On serait à la place des dirigeants du parti humaniste on agirait sans doute plus frontalement. La séquence de cette semaine illustre parfaitement l'ambiguïté du mouvement réformateur. Voici un parti démocratique qui se retrouve contraint de cousiner avec une NVA qui n'a pas la même histoire et pas la même rigueur morale. Pour Charles Michel l'équilibre à trouver est inconfortable : assumer la charge d'homme d'Etat et rester en phase avec ses valeurs (et on ne parle même pas de l'héritage paternel avec le fameux libéralisme social) d'un côté, maintenir la cohésion gouvernementale et permettre à chaque partenaire, NVA inclus, de s'exprimer de l'autre. Les propos de Bart De Wever sont une entorse a l'antiracisme, tout le monde en convient. Le partage des rôles entre Olivier Chastel (président de parti) qui condamne et Charles Michel (premier ministre) qui avalise n'est pas des plus lisibles. Rappelons-nous qu'en pleine campagne électorale Charles Michel lui-même indiqué que la NVA avait des "relents racistes" (c'était le 21 mai 2014 chez Bertrand Henne). Une fois installé au 16 avec le soutien de cet allié le premier ministre n'a plus la langue aussi libre, c'est une évidence.

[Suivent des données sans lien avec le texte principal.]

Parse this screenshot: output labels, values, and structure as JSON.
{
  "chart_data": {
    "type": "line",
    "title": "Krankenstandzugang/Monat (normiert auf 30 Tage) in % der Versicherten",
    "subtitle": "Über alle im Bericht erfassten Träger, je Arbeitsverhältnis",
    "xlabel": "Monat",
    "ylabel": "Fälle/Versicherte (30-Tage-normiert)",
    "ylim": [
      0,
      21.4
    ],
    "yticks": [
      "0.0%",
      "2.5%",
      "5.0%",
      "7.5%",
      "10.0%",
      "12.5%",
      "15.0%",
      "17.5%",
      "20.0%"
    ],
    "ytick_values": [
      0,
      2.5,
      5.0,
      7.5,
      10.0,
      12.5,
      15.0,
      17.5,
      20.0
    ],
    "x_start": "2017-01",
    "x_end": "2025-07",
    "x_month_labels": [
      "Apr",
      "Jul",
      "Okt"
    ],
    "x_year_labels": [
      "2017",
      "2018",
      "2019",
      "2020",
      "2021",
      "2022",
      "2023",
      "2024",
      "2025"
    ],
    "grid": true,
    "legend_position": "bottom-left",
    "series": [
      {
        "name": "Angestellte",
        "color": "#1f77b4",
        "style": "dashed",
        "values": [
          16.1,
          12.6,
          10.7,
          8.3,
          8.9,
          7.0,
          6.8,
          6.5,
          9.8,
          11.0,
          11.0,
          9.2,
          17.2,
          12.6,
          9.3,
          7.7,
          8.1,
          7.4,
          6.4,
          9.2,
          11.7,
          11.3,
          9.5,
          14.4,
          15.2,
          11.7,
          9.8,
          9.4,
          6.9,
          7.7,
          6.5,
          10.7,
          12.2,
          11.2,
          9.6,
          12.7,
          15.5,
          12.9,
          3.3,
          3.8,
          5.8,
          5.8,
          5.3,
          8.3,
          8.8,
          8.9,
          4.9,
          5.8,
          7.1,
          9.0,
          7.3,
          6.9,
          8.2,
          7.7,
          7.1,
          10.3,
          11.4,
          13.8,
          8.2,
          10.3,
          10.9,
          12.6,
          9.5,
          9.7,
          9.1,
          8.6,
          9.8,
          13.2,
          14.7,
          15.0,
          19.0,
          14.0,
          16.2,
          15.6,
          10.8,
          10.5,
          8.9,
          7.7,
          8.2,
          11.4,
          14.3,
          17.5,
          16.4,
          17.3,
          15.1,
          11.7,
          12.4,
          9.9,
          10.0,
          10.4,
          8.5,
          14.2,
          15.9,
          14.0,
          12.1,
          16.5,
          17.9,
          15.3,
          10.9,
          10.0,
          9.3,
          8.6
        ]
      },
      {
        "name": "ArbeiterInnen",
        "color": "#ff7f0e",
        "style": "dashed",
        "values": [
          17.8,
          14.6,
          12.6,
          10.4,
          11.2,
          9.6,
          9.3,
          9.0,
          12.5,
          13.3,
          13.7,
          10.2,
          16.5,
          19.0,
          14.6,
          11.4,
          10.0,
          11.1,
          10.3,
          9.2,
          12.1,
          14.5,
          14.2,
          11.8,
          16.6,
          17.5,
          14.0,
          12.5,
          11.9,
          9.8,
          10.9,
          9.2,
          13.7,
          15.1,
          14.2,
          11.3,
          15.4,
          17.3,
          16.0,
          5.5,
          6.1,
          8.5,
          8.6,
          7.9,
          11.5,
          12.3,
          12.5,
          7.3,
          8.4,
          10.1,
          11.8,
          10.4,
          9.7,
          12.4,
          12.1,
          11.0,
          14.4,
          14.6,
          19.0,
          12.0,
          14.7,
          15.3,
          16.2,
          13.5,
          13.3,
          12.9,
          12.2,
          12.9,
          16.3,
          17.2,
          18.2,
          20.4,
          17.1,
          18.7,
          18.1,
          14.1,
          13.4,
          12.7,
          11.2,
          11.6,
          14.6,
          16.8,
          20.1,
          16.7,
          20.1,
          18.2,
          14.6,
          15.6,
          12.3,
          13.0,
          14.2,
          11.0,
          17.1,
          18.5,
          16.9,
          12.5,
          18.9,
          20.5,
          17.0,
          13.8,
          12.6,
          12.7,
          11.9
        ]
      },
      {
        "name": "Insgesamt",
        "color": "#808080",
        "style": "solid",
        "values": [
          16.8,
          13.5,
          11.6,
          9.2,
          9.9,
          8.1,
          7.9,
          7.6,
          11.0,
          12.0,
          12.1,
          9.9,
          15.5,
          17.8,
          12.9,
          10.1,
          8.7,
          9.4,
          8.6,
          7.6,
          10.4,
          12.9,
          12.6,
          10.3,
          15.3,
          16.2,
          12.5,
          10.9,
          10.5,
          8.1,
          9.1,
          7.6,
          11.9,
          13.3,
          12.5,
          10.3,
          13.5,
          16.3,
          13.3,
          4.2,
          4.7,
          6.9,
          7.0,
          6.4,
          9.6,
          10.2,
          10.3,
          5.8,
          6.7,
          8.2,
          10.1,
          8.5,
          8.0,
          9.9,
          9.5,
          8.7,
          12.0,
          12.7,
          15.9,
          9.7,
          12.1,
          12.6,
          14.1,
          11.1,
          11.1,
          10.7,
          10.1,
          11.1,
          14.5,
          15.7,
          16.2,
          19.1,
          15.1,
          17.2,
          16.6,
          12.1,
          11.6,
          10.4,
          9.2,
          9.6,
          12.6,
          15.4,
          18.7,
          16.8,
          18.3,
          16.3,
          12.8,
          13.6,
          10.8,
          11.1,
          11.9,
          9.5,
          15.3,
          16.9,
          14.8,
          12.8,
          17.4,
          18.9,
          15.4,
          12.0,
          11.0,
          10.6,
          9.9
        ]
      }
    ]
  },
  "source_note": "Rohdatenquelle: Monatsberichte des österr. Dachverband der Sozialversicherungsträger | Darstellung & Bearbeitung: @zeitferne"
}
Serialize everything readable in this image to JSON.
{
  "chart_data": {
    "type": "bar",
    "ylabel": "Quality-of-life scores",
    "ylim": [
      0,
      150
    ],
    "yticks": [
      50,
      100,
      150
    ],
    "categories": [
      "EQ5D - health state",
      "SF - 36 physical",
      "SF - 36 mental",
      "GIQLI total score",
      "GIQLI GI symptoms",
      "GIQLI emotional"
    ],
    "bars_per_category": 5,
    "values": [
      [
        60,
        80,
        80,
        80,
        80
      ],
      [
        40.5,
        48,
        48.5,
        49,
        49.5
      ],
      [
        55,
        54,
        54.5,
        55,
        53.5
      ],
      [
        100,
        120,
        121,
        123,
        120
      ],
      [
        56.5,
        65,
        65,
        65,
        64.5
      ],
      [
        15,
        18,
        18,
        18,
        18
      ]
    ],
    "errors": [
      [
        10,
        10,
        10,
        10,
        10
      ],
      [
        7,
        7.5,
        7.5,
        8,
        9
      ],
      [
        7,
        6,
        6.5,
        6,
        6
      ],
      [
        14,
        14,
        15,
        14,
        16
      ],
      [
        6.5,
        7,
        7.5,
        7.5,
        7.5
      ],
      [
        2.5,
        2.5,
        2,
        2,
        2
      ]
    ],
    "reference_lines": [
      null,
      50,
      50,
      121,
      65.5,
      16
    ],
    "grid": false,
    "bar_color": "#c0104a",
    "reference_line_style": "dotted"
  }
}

Il n'y a pas que le racisme et le populisme de la NVA. Il y a aussi le programme politique de la coalition. J'avais déjà écrit dans un article précédent que le MR etait en voie de "droitisation". J'entends par ce mot une expression publique et une doctrine qui s'affirment plus franchement libérales que par le passé. Mettez les deux éléments ensemble : un estompement des valeurs morales et une plus grande radicalité des idées. Le Mouvement Réformateur sortira du gouvernement avec une image moins centriste que celle qu'il développait avant d'y entrer.

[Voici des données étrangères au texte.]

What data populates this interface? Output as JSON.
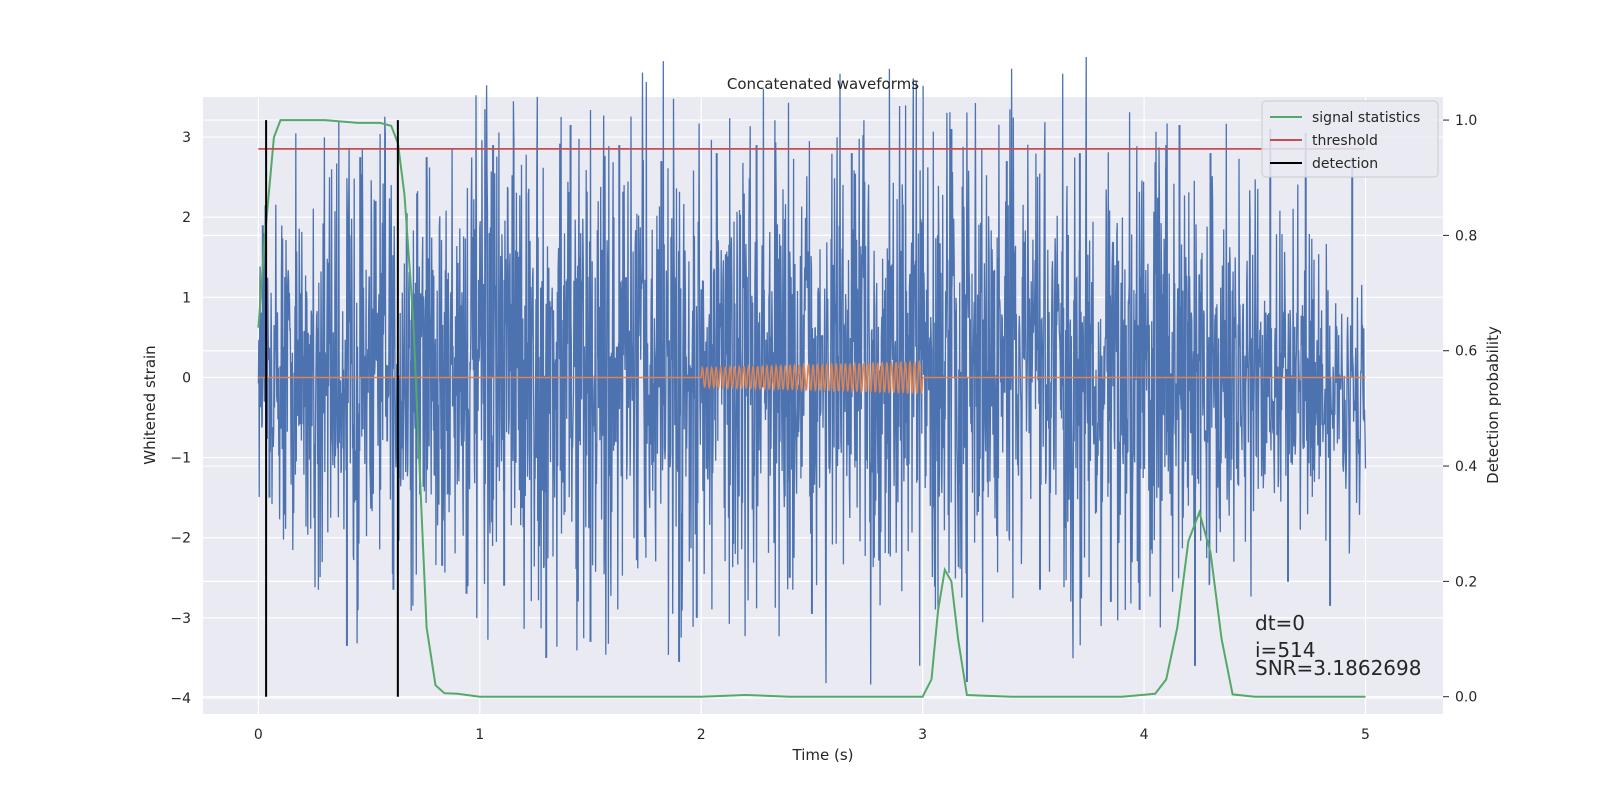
{
  "chart_data": {
    "type": "line",
    "title": "Concatenated waveforms",
    "xlabel": "Time (s)",
    "ylabel": "Whitened strain",
    "y2label": "Detection probability",
    "xlim": [
      -0.25,
      5.35
    ],
    "ylim": [
      -4.2,
      3.5
    ],
    "y2lim": [
      -0.03,
      1.04
    ],
    "xticks": [
      0,
      1,
      2,
      3,
      4,
      5
    ],
    "xtick_labels": [
      "0",
      "1",
      "2",
      "3",
      "4",
      "5"
    ],
    "yticks": [
      3,
      2,
      1,
      0,
      -1,
      -2,
      -3,
      -4
    ],
    "ytick_labels": [
      "3",
      "2",
      "1",
      "0",
      "−1",
      "−2",
      "−3",
      "−4"
    ],
    "y2ticks": [
      1.0,
      0.8,
      0.6,
      0.4,
      0.2,
      0.0
    ],
    "y2tick_labels": [
      "1.0",
      "0.8",
      "0.6",
      "0.4",
      "0.2",
      "0.0"
    ],
    "grid": true,
    "legend_position": "top-right",
    "legend": [
      {
        "label": "signal statistics",
        "color": "#55a868"
      },
      {
        "label": "threshold",
        "color": "#c44e52"
      },
      {
        "label": "detection",
        "color": "#000000"
      }
    ],
    "series": [
      {
        "axis": "left",
        "color": "#4c72b0",
        "x_range": [
          0,
          5
        ],
        "envelope": [
          {
            "x": 0.0,
            "lo": -0.9,
            "hi": 1.3
          },
          {
            "x": 0.1,
            "lo": -1.8,
            "hi": 2.0
          },
          {
            "x": 0.5,
            "lo": -2.3,
            "hi": 2.5
          },
          {
            "x": 1.0,
            "lo": -2.4,
            "hi": 2.6
          },
          {
            "x": 2.0,
            "lo": -2.4,
            "hi": 2.7
          },
          {
            "x": 3.0,
            "lo": -2.5,
            "hi": 2.7
          },
          {
            "x": 4.0,
            "lo": -2.4,
            "hi": 2.7
          },
          {
            "x": 5.0,
            "lo": -1.5,
            "hi": 1.0
          }
        ],
        "spikes": [
          {
            "x": 0.02,
            "y": 1.9
          },
          {
            "x": 0.05,
            "y": -1.5
          },
          {
            "x": 0.4,
            "y": -3.35
          },
          {
            "x": 0.46,
            "y": 2.75
          },
          {
            "x": 0.61,
            "y": -2.65
          },
          {
            "x": 0.67,
            "y": 2.05
          },
          {
            "x": 0.76,
            "y": 2.75
          },
          {
            "x": 0.83,
            "y": -2.35
          },
          {
            "x": 0.94,
            "y": -2.7
          },
          {
            "x": 1.06,
            "y": 2.9
          },
          {
            "x": 1.11,
            "y": -2.6
          },
          {
            "x": 1.3,
            "y": -3.5
          },
          {
            "x": 1.41,
            "y": 3.15
          },
          {
            "x": 1.5,
            "y": -3.3
          },
          {
            "x": 1.63,
            "y": 2.9
          },
          {
            "x": 1.82,
            "y": 2.7
          },
          {
            "x": 1.9,
            "y": -3.55
          },
          {
            "x": 1.98,
            "y": -3.0
          },
          {
            "x": 2.07,
            "y": 2.8
          },
          {
            "x": 2.25,
            "y": 2.9
          },
          {
            "x": 2.4,
            "y": -2.5
          },
          {
            "x": 2.5,
            "y": -2.95
          },
          {
            "x": 2.68,
            "y": 2.8
          },
          {
            "x": 2.78,
            "y": -2.25
          },
          {
            "x": 3.13,
            "y": 3.1
          },
          {
            "x": 3.2,
            "y": -3.8
          },
          {
            "x": 3.38,
            "y": 2.7
          },
          {
            "x": 3.53,
            "y": -2.65
          },
          {
            "x": 3.71,
            "y": 2.8
          },
          {
            "x": 3.85,
            "y": -2.8
          },
          {
            "x": 3.98,
            "y": -2.9
          },
          {
            "x": 4.1,
            "y": 2.9
          },
          {
            "x": 4.16,
            "y": 3.15
          },
          {
            "x": 4.23,
            "y": -3.6
          },
          {
            "x": 4.3,
            "y": 2.8
          },
          {
            "x": 4.57,
            "y": 3.1
          },
          {
            "x": 4.65,
            "y": -2.55
          },
          {
            "x": 4.73,
            "y": 3.05
          },
          {
            "x": 4.84,
            "y": -2.85
          },
          {
            "x": 4.94,
            "y": 2.75
          }
        ]
      },
      {
        "axis": "left",
        "color": "#dd8452",
        "x": [
          0,
          2.0,
          2.0,
          3.0,
          3.0,
          5.0
        ],
        "y": [
          0,
          0,
          0.12,
          0.2,
          0,
          0
        ],
        "oscillation": {
          "x_range": [
            2.0,
            3.0
          ],
          "cycles": 48
        }
      },
      {
        "name": "signal statistics",
        "axis": "right",
        "color": "#55a868",
        "x": [
          0.0,
          0.03,
          0.07,
          0.1,
          0.15,
          0.3,
          0.45,
          0.55,
          0.6,
          0.63,
          0.66,
          0.7,
          0.73,
          0.76,
          0.8,
          0.84,
          0.9,
          1.0,
          2.0,
          2.2,
          2.4,
          3.0,
          3.04,
          3.07,
          3.1,
          3.13,
          3.16,
          3.2,
          3.4,
          3.9,
          4.05,
          4.1,
          4.15,
          4.2,
          4.25,
          4.3,
          4.35,
          4.4,
          4.5,
          5.0
        ],
        "y": [
          0.64,
          0.8,
          0.97,
          1.0,
          1.0,
          1.0,
          0.995,
          0.995,
          0.99,
          0.96,
          0.87,
          0.65,
          0.38,
          0.12,
          0.02,
          0.006,
          0.005,
          0.0,
          0.0,
          0.003,
          0.0,
          0.0,
          0.03,
          0.15,
          0.22,
          0.2,
          0.1,
          0.003,
          0.0,
          0.0,
          0.005,
          0.03,
          0.12,
          0.27,
          0.32,
          0.25,
          0.1,
          0.004,
          0.0,
          0.0
        ]
      },
      {
        "name": "threshold",
        "axis": "right",
        "color": "#c44e52",
        "x": [
          0,
          5
        ],
        "y": [
          0.95,
          0.95
        ]
      },
      {
        "name": "detection",
        "axis": "right",
        "color": "#000000",
        "type": "vlines",
        "x": [
          0.035,
          0.63
        ],
        "y_range": [
          0.0,
          1.0
        ]
      }
    ],
    "annotations": [
      "dt=0",
      "i=514",
      "SNR=3.1862698"
    ]
  }
}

Pour une partie de l'électorat réformateur ce compagnonnage embrassant et ce glissement idéologique peuvent devenir difficiles. Dans cette situation le CDH comme le FDF pourraient attirer un électorat de droite, mais pas trop. Un électorat à qui l'idée de faire la courte échelle aux nationalistes flamands donne des boutons. Un électorat qui se reconnait davantage dans le centrisme d'un Francois Bayrou ou le gaullisme d'un Alain Juppé que dans l'activisme de Nicolas Sarkozy. On peut pronostiquer ainsi la prochaine séquence : le MR renverra le CDH et le FDF vers leur gauche, rappelant leur alliance avec le PS pour écarter le danger. Le CDH et le FDF cultiveront leurs caractères centristes pour s'élargir vers la droite et mettront en avant leur refus des compromissions (sur le racisme ou l'avenir du pays) pour attirer les brebis déboussolées. Et quand la FGTB, la CSC ou le PS tacleront le MR ce ne sera pas la gauche mais le centre qui en profiteront.
L'allusion au passé de Benoit Lutgen est particulièrement révélatrice. Au CDH on a en mémoire les années 2003-2004. Quand Gerard Deprez puis Richard Fournaux avaient quitté le parti pour rejoindre le MR. A l'époque c'est Antoine Duquesne (le père de Renaud) qui avait lancé un appel à constituer un "pole des libertés" pour "créer une alternative au socialisme". La manœuvre n'avait eu qu'un succès relatif : les libéraux avaient payé le prix fort en étant éjectés des majorités régionales par un PS qui s'était senti trahi un an plus tard. Aujourd'hui l'idée de lancer un "pôle des convictions" pour "créer une alternative à la NVA et aux compromissions" apparaît comme une stratégie crédible. Le CDH salive a l'idée de prendre sa revanche. Même si les pôles, union ou tentatives de refondation du paysage politique sont rarement des réussites.
2 commentaires:
Ne pensez-vous pas que dans l'absolu, le FDF devrait plus attirer que le CDH un électeur MR ?
Le CDH est quand même fameusement labellisé à gauche depuis quelques temps, or le FDF apparaît tout neuf dans le paysage wallon, en quittant un peu l'aspect bruxello-communautaire pour embrasser le libéralisme social laissé vacant par le MR. Votre avis ?
L'identité du cdH ne me semble pas si "à gauche" ... Et il faut bien distinguer un électorat urbain récemment conquis de l'électorat rural traditionnel... En cela l'accession de Benoit Lutgen à la présidence a modifié le positionnement médiatique du parti.
Le problème du FDF est de s'appuyer sur des personnalités qui pourraient porter un discours tel que vous le décrivez dans l'espace wallon. Ces personnalités ne pèsent pas au jour d'aujourd'hui.